CONCORD, N.H. (AP) - An Effingham center that treats people with brain injuries must pay and train staff better and improve supervision of patients, according to a state report that follows an investigation into complaints of abuse and neglect.

In a report issued Monday, New Hampshire’s Department of Health and Human Services advised the state to continue barring admissions to Lakeview NeuroRehabilitation Center until several deficiencies are addressed. A spokesman for Gov. Maggie Hassan said the state will continue its two-month-old ban on state and local agencies placing patients at Lakeview.

The review follows complaints by the Disability Rights Center, including reports of sexual abuse of residents; residents leaving unattended; and residents hurting each other and staff. The center said one resident died after losing 50 pounds during a 10-week stay, while in another complaint, a 20-year-old woman slipped away from her residence when an employee left his post to respond to a disturbance. The woman spent the night in the woods; state Fish and Game officers found her 16 hours later.

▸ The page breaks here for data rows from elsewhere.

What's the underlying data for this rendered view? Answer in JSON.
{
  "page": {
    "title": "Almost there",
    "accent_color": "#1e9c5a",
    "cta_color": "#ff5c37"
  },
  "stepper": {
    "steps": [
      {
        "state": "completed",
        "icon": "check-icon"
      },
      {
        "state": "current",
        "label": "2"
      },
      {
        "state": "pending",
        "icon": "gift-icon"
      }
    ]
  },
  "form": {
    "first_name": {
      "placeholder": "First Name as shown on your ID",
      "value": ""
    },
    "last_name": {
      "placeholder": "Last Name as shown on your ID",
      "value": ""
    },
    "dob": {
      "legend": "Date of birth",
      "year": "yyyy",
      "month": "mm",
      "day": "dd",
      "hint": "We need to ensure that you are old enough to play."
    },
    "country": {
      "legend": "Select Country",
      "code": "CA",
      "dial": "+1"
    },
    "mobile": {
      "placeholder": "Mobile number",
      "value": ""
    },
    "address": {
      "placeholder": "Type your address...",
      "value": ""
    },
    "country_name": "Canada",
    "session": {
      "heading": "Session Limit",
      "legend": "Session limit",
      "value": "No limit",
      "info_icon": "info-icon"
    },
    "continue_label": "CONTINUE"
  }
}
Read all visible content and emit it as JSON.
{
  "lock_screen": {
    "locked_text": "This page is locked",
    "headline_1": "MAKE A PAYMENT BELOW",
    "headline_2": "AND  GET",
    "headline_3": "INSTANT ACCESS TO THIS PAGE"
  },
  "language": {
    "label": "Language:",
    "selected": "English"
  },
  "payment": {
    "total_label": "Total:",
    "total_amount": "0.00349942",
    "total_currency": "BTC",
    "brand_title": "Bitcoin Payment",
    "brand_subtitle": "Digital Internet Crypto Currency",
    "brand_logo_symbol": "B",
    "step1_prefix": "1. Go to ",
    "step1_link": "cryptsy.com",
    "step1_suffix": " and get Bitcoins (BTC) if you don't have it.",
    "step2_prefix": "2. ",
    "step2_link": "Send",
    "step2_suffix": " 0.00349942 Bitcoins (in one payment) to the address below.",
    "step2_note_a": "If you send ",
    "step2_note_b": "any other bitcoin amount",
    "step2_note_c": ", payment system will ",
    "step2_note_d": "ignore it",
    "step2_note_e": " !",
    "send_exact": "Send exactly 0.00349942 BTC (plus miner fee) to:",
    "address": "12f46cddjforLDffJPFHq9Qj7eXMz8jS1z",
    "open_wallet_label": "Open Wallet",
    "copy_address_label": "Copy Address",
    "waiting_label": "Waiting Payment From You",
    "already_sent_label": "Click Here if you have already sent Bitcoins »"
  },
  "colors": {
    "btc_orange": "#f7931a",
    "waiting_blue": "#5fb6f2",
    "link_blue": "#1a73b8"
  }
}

A seven-member review team found chronic, acute staffing problems at the center along with deficiencies in training, communication, crisis management and oversight. Add the lack of a strong quality improvement program, and the patients were susceptible to unintended “bad outcomes,” the report found.

The first recommendation in the report: Pay more to recruit and retain skilled workers in the rural, isolated location. The report notes that Lakeview’s direct care workers earn less than employees at McDonald’s or Wal-Mart. In 2014, the center reported 83 staffers left - including 60 direct care workers, leaving 25 vacancies in that job.

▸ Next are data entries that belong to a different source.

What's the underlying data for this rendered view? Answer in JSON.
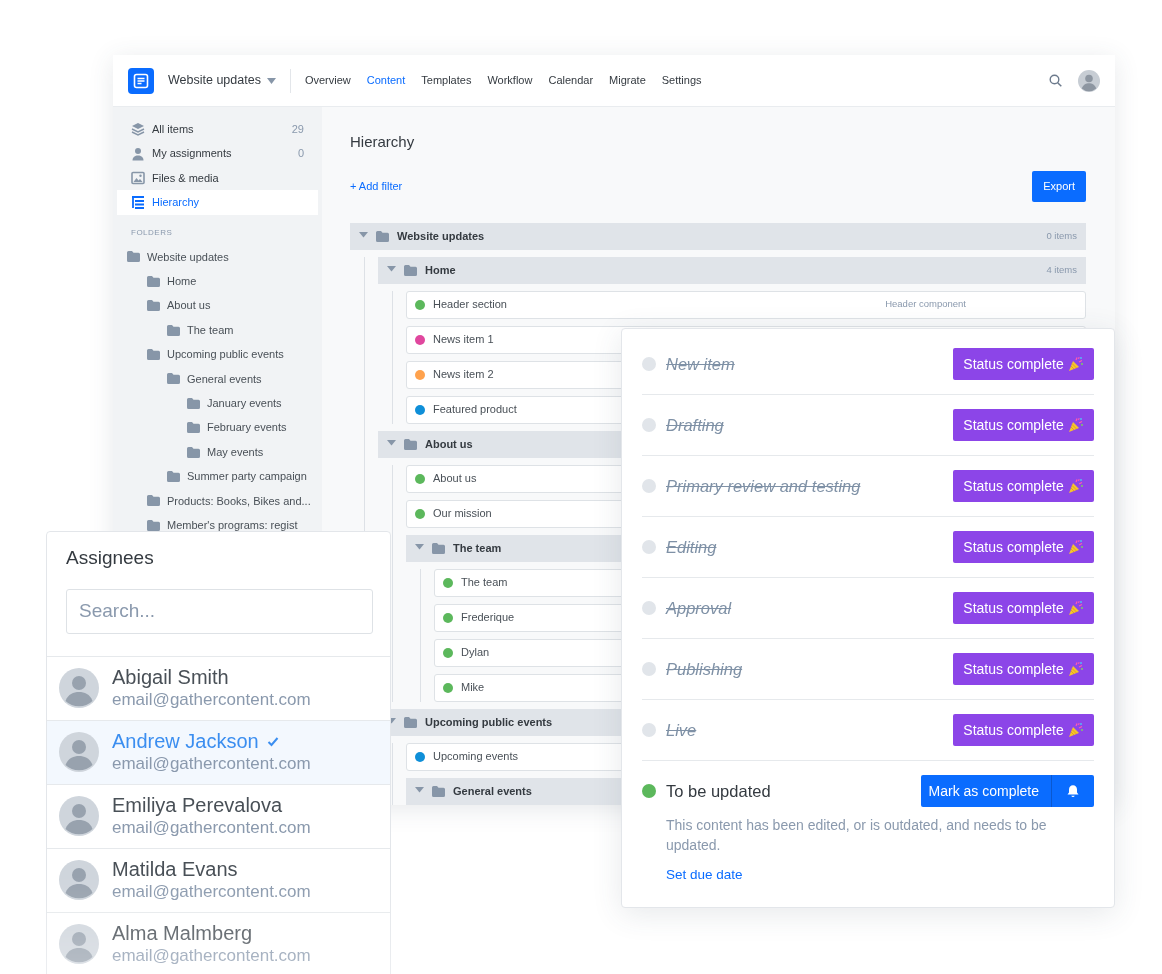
{
  "header": {
    "project": "Website updates",
    "nav": [
      {
        "label": "Overview",
        "selected": false
      },
      {
        "label": "Content",
        "selected": true
      },
      {
        "label": "Templates",
        "selected": false
      },
      {
        "label": "Workflow",
        "selected": false
      },
      {
        "label": "Calendar",
        "selected": false
      },
      {
        "label": "Migrate",
        "selected": false
      },
      {
        "label": "Settings",
        "selected": false
      }
    ]
  },
  "sidebar": {
    "items": [
      {
        "label": "All items",
        "count": "29",
        "selected": false
      },
      {
        "label": "My assignments",
        "count": "0",
        "selected": false
      },
      {
        "label": "Files & media",
        "selected": false
      },
      {
        "label": "Hierarchy",
        "selected": true
      }
    ],
    "folders_heading": "FOLDERS",
    "folders": [
      {
        "label": "Website updates",
        "children": [
          {
            "label": "Home"
          },
          {
            "label": "About us",
            "children": [
              {
                "label": "The team"
              }
            ]
          },
          {
            "label": "Upcoming public events",
            "children": [
              {
                "label": "General events",
                "children": [
                  {
                    "label": "January events"
                  },
                  {
                    "label": "February events"
                  },
                  {
                    "label": "May events"
                  }
                ]
              },
              {
                "label": "Summer party campaign"
              }
            ]
          },
          {
            "label": "Products: Books, Bikes and..."
          },
          {
            "label": "Member's programs: regist"
          }
        ]
      }
    ]
  },
  "hierarchy": {
    "title": "Hierarchy",
    "add_filter": "+ Add filter",
    "export": "Export",
    "tree": [
      {
        "kind": "folder",
        "label": "Website updates",
        "count": "0 items",
        "expanded": true,
        "children": [
          {
            "kind": "folder",
            "label": "Home",
            "count": "4 items",
            "expanded": true,
            "children": [
              {
                "kind": "item",
                "label": "Header section",
                "color": "#5cb85c",
                "note": "Header component"
              },
              {
                "kind": "item",
                "label": "News item 1",
                "color": "#e0479e"
              },
              {
                "kind": "item",
                "label": "News item 2",
                "color": "#ffa24d"
              },
              {
                "kind": "item",
                "label": "Featured product",
                "color": "#0f8fd8"
              }
            ]
          },
          {
            "kind": "folder",
            "label": "About us",
            "expanded": true,
            "children": [
              {
                "kind": "item",
                "label": "About us",
                "color": "#5cb85c"
              },
              {
                "kind": "item",
                "label": "Our mission",
                "color": "#5cb85c"
              },
              {
                "kind": "folder",
                "label": "The team",
                "expanded": true,
                "children": [
                  {
                    "kind": "item",
                    "label": "The team",
                    "color": "#5cb85c"
                  },
                  {
                    "kind": "item",
                    "label": "Frederique",
                    "color": "#5cb85c"
                  },
                  {
                    "kind": "item",
                    "label": "Dylan",
                    "color": "#5cb85c"
                  },
                  {
                    "kind": "item",
                    "label": "Mike",
                    "color": "#5cb85c"
                  }
                ]
              }
            ]
          },
          {
            "kind": "folder",
            "label": "Upcoming public events",
            "expanded": true,
            "children": [
              {
                "kind": "item",
                "label": "Upcoming events",
                "color": "#0f8fd8"
              },
              {
                "kind": "folder",
                "label": "General events",
                "expanded": true
              }
            ]
          }
        ]
      }
    ]
  },
  "statuses": [
    {
      "label": "New item",
      "done": true,
      "action": "Status complete"
    },
    {
      "label": "Drafting",
      "done": true,
      "action": "Status complete"
    },
    {
      "label": "Primary review and testing",
      "done": true,
      "action": "Status complete"
    },
    {
      "label": "Editing",
      "done": true,
      "action": "Status complete"
    },
    {
      "label": "Approval",
      "done": true,
      "action": "Status complete"
    },
    {
      "label": "Publishing",
      "done": true,
      "action": "Status complete"
    },
    {
      "label": "Live",
      "done": true,
      "action": "Status complete"
    },
    {
      "label": "To be updated",
      "done": false,
      "action": "Mark as complete",
      "description": "This content has been edited, or is outdated, and needs to be updated.",
      "link": "Set due date"
    }
  ],
  "assignees": {
    "title": "Assignees",
    "search": {
      "placeholder": "Search..."
    },
    "people": [
      {
        "name": "Abigail Smith",
        "email": "email@gathercontent.com",
        "selected": false
      },
      {
        "name": "Andrew Jackson",
        "email": "email@gathercontent.com",
        "selected": true
      },
      {
        "name": "Emiliya Perevalova",
        "email": "email@gathercontent.com",
        "selected": false
      },
      {
        "name": "Matilda Evans",
        "email": "email@gathercontent.com",
        "selected": false
      },
      {
        "name": "Alma Malmberg",
        "email": "email@gathercontent.com",
        "selected": false
      }
    ]
  }
}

Staffing is such a problem that employees often have to choose between doing their primary job - such as direct supervision - and helping out other staff or finishing paperwork. The report said Lakeview must guarantee supervision is never compromised because of staffing shortages and recommended creating a dedicated crisis team so direct care workers aren’t pulled away from their regular duties.

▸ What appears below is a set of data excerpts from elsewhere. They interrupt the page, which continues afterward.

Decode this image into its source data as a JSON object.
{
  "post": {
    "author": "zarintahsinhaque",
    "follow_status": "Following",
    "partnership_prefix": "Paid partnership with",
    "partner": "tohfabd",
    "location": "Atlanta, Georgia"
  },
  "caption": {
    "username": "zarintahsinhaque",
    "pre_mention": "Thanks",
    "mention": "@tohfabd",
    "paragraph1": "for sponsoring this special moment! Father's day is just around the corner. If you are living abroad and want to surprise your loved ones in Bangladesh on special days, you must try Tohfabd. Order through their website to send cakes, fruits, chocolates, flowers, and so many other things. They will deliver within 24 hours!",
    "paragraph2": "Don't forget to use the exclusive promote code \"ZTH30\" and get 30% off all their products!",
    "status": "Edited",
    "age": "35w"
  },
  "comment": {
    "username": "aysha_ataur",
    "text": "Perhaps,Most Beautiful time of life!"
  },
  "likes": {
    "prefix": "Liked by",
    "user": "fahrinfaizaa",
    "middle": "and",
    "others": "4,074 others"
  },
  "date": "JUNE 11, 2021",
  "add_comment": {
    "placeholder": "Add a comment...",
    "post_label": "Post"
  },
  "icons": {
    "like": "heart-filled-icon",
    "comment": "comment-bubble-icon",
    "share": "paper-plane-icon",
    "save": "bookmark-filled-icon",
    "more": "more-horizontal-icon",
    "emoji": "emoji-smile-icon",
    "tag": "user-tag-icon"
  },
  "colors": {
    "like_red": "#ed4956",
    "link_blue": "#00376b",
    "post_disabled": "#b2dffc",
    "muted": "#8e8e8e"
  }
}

The report also calls for better communication among staff, especially giving direct care workers real-time access to critical information about each patient’s condition that can guide day-to-day-operations. It also recommends better training, monitoring and evaluation of staff and a better way to evaluate a patient’s medical management issues, including whether a patient requires more supervision.

Karen Rosenberg, senior staff attorney at the Disability Rights Center, said the center is pleased with the report’s strong recommendations but worried that Lakeview may not be able to fix the problems.

“The findings, they’re not just fleeting, they’re chronic,” she said. “They’re pervasive.”

Lakeview Administrator David Armstrong said the center “intends to fully comply with the recommendations in DHHS’s review and has already begun to address the concerns” including hiring outside experts as needed. The center has until Dec. 31 to submit a plan to correct the deficiencies.

The panel also recommended DHHS review regulations to ensure they address all areas of patient safety and program quality, and said the state should continue to freeze admissions to Lakeview until DHHS approves its corrective plan.